What We Get Wrong About Black Women’s Sexuality

« Vous avez ces lèvres DSL – des lèvres suceuses de bite. »

C’est comme ça qu’il les appelait. Un jour, un garçon blanc s’est tourné vers Lexy, maintenant âgée de 24 ans, à la cafétéria et a déclaré que ses lèvres pleines devaient être parfaites pour les pipes. Elle avait 13 ans – et était mortifiée. L’une des rares filles noires d’un collège majoritairement blanc, elle était déjà gênée. « Il n’a rien dit de tel aux filles blanches de la table. Il a juste pensé que c’était normal de dire ça à moi et à mes grosses lèvres », se souvient Lexy. Soudain, elle a compris – comme c’est le cas pour tant d’Afro-Américaines – que le fait d’être noire et femme vous vaut d’être étiquetée comme étant trop sexuelle… même si cela ne pourrait pas être plus éloigné de la vérité.

Toutes les femmes doivent faire face à des tropes désuètes comme « les bonnes filles ne couchent pas ensemble ». Mais les femmes noires, quelle que soit leur apparence de « bonne fille », sont censées toujours « être en bas » pour le sexe – c’est la taxe unique que nous sommes coincées à payer. Après tout, nos lèvres juteuses et nos hanches épaisses doivent être la preuve de… quelque chose. Pas vrai ?

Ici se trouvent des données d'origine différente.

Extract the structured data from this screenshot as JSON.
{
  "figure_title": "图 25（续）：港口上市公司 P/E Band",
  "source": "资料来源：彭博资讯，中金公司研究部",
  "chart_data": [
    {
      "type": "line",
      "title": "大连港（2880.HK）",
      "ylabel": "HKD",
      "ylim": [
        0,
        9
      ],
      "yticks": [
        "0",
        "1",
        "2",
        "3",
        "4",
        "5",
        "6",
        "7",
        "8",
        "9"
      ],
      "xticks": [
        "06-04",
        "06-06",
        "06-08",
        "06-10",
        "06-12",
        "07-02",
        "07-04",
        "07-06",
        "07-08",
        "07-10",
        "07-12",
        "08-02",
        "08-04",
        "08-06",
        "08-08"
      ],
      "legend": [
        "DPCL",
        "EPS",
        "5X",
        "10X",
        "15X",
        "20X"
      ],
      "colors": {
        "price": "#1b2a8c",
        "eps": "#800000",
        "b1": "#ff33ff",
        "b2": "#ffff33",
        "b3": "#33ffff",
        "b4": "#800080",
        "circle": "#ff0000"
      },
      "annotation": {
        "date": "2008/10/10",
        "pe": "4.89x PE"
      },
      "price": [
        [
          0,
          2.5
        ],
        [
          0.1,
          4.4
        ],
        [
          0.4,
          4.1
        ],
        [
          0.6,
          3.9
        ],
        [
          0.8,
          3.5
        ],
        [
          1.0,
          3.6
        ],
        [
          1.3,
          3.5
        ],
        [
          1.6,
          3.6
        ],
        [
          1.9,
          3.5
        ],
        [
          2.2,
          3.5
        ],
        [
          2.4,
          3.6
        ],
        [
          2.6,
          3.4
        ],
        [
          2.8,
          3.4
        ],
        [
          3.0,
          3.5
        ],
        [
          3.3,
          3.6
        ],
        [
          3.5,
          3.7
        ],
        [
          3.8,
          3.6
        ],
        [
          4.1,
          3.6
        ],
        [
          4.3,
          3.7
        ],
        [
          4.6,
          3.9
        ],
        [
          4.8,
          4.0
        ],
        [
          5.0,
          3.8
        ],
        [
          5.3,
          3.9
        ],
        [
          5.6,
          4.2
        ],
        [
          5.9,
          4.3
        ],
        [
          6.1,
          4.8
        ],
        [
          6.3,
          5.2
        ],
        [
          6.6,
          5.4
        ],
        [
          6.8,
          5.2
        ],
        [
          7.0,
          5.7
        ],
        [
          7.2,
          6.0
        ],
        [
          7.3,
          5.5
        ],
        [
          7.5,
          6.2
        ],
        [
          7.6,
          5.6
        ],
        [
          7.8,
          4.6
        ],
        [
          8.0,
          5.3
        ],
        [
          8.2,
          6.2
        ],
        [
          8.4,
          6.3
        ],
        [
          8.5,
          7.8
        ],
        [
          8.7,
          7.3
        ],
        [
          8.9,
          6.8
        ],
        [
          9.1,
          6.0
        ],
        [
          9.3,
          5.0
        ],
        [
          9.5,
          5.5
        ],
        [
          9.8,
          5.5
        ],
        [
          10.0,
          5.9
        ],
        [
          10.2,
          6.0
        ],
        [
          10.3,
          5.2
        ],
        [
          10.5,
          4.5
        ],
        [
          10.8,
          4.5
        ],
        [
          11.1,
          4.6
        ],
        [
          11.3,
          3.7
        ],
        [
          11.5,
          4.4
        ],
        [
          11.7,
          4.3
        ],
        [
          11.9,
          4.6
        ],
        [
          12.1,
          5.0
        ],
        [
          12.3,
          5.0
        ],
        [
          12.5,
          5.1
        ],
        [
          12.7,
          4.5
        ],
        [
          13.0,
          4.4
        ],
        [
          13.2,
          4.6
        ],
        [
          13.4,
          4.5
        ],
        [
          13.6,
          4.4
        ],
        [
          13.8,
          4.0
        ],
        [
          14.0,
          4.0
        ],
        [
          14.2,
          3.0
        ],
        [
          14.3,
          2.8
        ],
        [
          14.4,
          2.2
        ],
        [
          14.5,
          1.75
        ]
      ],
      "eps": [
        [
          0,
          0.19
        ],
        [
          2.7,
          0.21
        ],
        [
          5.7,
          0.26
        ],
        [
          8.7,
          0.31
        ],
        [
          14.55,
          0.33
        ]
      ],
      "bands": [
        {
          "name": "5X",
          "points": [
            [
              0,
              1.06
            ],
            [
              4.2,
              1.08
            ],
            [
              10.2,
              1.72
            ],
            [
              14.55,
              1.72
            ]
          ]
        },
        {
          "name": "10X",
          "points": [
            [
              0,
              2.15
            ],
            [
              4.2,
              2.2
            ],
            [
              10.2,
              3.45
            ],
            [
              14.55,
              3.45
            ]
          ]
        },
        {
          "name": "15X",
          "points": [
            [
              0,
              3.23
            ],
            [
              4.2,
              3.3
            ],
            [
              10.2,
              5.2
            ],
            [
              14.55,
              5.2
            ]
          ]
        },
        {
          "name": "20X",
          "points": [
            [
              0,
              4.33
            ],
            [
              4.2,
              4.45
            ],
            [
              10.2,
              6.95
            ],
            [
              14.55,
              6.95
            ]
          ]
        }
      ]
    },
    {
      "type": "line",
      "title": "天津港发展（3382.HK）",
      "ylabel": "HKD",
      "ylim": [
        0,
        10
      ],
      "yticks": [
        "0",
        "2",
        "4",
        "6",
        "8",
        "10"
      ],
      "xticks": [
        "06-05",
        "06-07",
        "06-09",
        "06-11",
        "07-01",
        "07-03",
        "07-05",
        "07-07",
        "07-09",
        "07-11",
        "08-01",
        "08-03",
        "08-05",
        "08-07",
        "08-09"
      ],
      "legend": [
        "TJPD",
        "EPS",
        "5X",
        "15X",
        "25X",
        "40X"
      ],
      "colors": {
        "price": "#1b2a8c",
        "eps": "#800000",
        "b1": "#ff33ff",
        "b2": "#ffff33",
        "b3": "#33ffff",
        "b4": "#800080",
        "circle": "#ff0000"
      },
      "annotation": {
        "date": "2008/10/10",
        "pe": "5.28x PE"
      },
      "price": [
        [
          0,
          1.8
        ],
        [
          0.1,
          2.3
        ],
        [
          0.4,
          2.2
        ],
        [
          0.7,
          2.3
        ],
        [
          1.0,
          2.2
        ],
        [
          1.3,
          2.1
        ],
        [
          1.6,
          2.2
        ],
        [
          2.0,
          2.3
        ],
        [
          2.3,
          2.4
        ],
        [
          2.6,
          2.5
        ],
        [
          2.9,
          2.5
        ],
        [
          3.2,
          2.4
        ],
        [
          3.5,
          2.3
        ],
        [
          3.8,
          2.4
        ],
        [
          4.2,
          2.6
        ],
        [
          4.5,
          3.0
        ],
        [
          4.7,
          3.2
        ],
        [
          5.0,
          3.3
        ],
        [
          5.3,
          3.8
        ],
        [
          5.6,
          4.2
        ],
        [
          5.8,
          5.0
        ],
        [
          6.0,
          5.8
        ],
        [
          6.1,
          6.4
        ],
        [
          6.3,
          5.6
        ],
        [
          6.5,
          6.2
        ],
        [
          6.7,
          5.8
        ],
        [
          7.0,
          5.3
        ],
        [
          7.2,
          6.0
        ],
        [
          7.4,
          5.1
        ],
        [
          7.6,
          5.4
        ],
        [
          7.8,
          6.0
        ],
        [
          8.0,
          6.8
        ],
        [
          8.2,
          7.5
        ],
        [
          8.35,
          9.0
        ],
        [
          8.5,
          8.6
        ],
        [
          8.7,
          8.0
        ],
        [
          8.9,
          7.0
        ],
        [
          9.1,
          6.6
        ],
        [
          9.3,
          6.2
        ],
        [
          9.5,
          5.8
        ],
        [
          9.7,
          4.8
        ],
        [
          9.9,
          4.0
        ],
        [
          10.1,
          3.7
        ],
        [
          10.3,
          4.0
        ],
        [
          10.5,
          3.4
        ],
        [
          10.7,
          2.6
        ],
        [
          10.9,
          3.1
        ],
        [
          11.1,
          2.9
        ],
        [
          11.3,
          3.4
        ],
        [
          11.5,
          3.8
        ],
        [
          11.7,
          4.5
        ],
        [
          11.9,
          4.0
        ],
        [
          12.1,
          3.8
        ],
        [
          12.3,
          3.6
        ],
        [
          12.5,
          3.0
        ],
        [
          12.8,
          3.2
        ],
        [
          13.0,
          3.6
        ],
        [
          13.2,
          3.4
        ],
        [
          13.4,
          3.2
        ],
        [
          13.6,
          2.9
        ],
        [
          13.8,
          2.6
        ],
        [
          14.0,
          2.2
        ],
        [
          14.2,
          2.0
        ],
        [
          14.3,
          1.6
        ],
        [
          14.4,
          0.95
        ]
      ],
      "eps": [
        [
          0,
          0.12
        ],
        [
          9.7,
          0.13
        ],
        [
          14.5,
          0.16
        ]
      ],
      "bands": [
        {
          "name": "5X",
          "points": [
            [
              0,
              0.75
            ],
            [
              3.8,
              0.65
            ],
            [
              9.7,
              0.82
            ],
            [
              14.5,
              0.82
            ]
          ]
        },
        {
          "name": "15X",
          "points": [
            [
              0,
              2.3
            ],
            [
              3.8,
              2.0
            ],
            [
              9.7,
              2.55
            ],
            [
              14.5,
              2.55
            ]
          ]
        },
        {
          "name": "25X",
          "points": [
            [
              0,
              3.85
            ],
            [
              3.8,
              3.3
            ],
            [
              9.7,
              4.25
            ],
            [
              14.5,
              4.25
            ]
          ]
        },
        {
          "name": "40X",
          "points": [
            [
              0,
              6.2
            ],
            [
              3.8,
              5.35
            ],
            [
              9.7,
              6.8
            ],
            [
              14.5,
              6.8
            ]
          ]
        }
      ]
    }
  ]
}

Dès les premiers jours des femmes noires dans le monde occidental, nous avons été cataloguées comme des sirènes dévergondées et sexuellement voraces – des Jézabels – bien loin des femmes blanches qui étaient, pour la plupart, considérées comme intrinsèquement pures. Et ce mythe de la Jézabel continue de façonner la façon dont nous sommes considérées aujourd’hui. Le faible taux de mariage des Noirs ? Pourquoi acheter la vache quand on peut avoir le lait gratuitement ! La grossesse chez les adolescents ? Bill O’Reilly suggère que c’est la faute de Beyoncé ! Le twerk ? Ce sont les noirs, les bottines rebondies qui ont égaré Hannah Montana ! Et en parlant de Miley, alors que ses séances de photos nues et son exploration sexuelle sont considérées par certains comme des exemples avant-gardistes de repousser les limites du féminisme, par contraste, la magie du « surfbort » de Beyoncé n’est qu’un plaisir pour les yeux. Ce présupposé sur la bizarrerie des femmes noires est profond et découle en grande partie de l’époque de l’antebellum, lorsque les femmes asservies étaient couramment soumises à des violences sexuelles et que les propriétaires blancs des plantations cherchaient à les justifier (pensez à la pauvre Patsey dans le film oscarisé de 2014, 12 Years a Slave). Des siècles plus tard, la sexualité des femmes noires est toujours une source de panique morale, car le changement prend des lustres et les stéréotypes – surtout ceux qui sont bien ancrés – sont des AF difficiles à défaire.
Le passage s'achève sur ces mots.